Time Might Be Running Backwards Inside Black Holes

Research published in Physical Review Letters has brought forward an important new understanding of general relativity laws, and has found
some peculiar physics happening inside black holes. Namely, that that the direction of time could be flipped within them.
Many physical processes are perfectly symmetric in time. Take a pendulum for example. If somebody shows you a video of a pendulum swinging, you cannot tell if the video is moving forward or backward. But some processes are not symmetric. We can tell that a pendulum will eventually slow down due to friction and we know that it was started at some point, so we can give a temporal direction to physics. The directionality of time and our perception of it was called the "Arrow of Time" by British astronomer Arthur Eddington, and it has been linked to the entropy of the universe. 
Entropy is usually described as the measure of the disorder of a system. In a more thermodynamical definition, entropy can be seen as the amount of energy a system has lost forever. In an isolated system (like the universe) entropy is always increasing. Many scientists therefore believe that there must be a link between entropy and our perception of time. This is called the thermodynamical time. If we saw a broken egg reforming and jumping back on the counter, we would know something was wrong. 
The entropy of an object is an extensive property (it scales with volume, a bigger object equals higher entropy). However, it was discovered by Stephen Hawking in 1974 that the entropy of a black hole is actually related to the area of the event horizon, a boundary in spacetime that separates an observer from the black hole. It is considered the point of no return: nothing can escape the event horizon. This discovery led to the definition of the holographic principle, which states that all the information regarding a black hole in 3-dimensional space is encoded on its 2-dimensional surface, which is analogous to how a holographic image creates the illusion of a third dimension based on two dimensional projection. 
Event horizons arise from general relativity solutions, but the simplest mathematical description of an event horizon leads to a paradox. Event horizons must be aware of all the history of the universe, from the Big Bang to its death. This creates several complications as it assumes that the universe must be deterministic and that past and future are written on the "skin" of black holes. While this paradox doesn’t affect observations and predictions of the physics of black holes, it is clearly a limiting factor in truly understanding how black holes work.
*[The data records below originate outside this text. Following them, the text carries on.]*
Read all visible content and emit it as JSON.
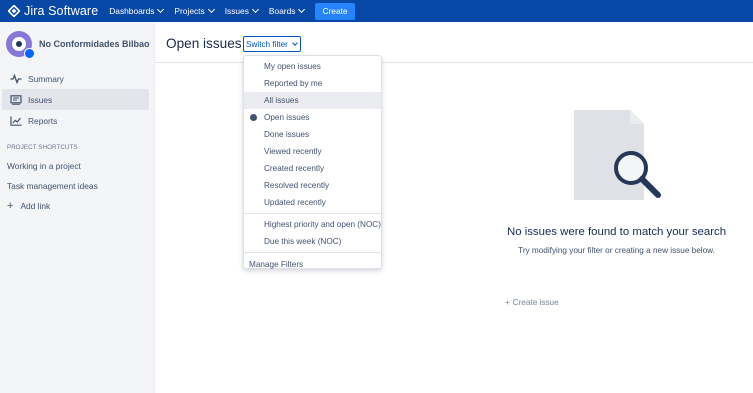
{
  "topnav": {
    "logo_text": "Jira Software",
    "items": [
      {
        "label": "Dashboards"
      },
      {
        "label": "Projects"
      },
      {
        "label": "Issues"
      },
      {
        "label": "Boards"
      }
    ],
    "create_label": "Create",
    "colors": {
      "bar": "#0747a6",
      "create": "#2684ff"
    }
  },
  "sidebar": {
    "project_name": "No Conformidades Bilbao",
    "items": [
      {
        "label": "Summary",
        "icon": "pulse-icon"
      },
      {
        "label": "Issues",
        "icon": "issues-icon",
        "active": true
      },
      {
        "label": "Reports",
        "icon": "chart-icon"
      }
    ],
    "shortcuts_title": "PROJECT SHORTCUTS",
    "shortcuts": [
      {
        "label": "Working in a project"
      },
      {
        "label": "Task management ideas"
      }
    ],
    "add_link_label": "Add link"
  },
  "main": {
    "title": "Open issues",
    "switch_filter_label": "Switch filter"
  },
  "filter_menu": {
    "group1": [
      {
        "label": "My open issues"
      },
      {
        "label": "Reported by me"
      },
      {
        "label": "All issues",
        "highlighted": true
      },
      {
        "label": "Open issues",
        "selected": true
      },
      {
        "label": "Done issues"
      },
      {
        "label": "Viewed recently"
      },
      {
        "label": "Created recently"
      },
      {
        "label": "Resolved recently"
      },
      {
        "label": "Updated recently"
      }
    ],
    "group2": [
      {
        "label": "Highest priority and open (NOC)"
      },
      {
        "label": "Due this week (NOC)"
      }
    ],
    "manage_label": "Manage Filters"
  },
  "empty_state": {
    "title": "No issues were found to match your search",
    "subtitle": "Try modifying your filter or creating a new issue below.",
    "create_issue_label": "Create issue"
  }
}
The new research tries to correct this significant gap in black hole physics. The basic idea of this paper is based on the holographic principle. The authors assume that the event horizon is actually a holographic screen, a hypersurface with a specific entropy. You can have two types of holographic screens, past holographic screens and future holographic screens, depending on whether the entropy within the surface is increasing or decreasing.
"Holographic screens are in a sense a local boundary to regions of strong gravitaitonal fields," study author Netta Engelhardt told Phys.org. "Future holographic screens correspond to gravitational fields which pull matter together... whereas past holographic screens correspond to regions which spread matter out..."
If this law is applied to the universe as a whole, the entropy arrow is consistent with the second law of thermodynamics. Entropy increases, time moves forward. But the application of the law onto black holes produces a curious result. Inside a black hole, entropy decreases (things become more organized) and thus thermodynamical time runs backward. 
While this is an interesting consequence, the paper is important because proves the first area law in general relativity and it might have solved a long-standing problem in black holes physics.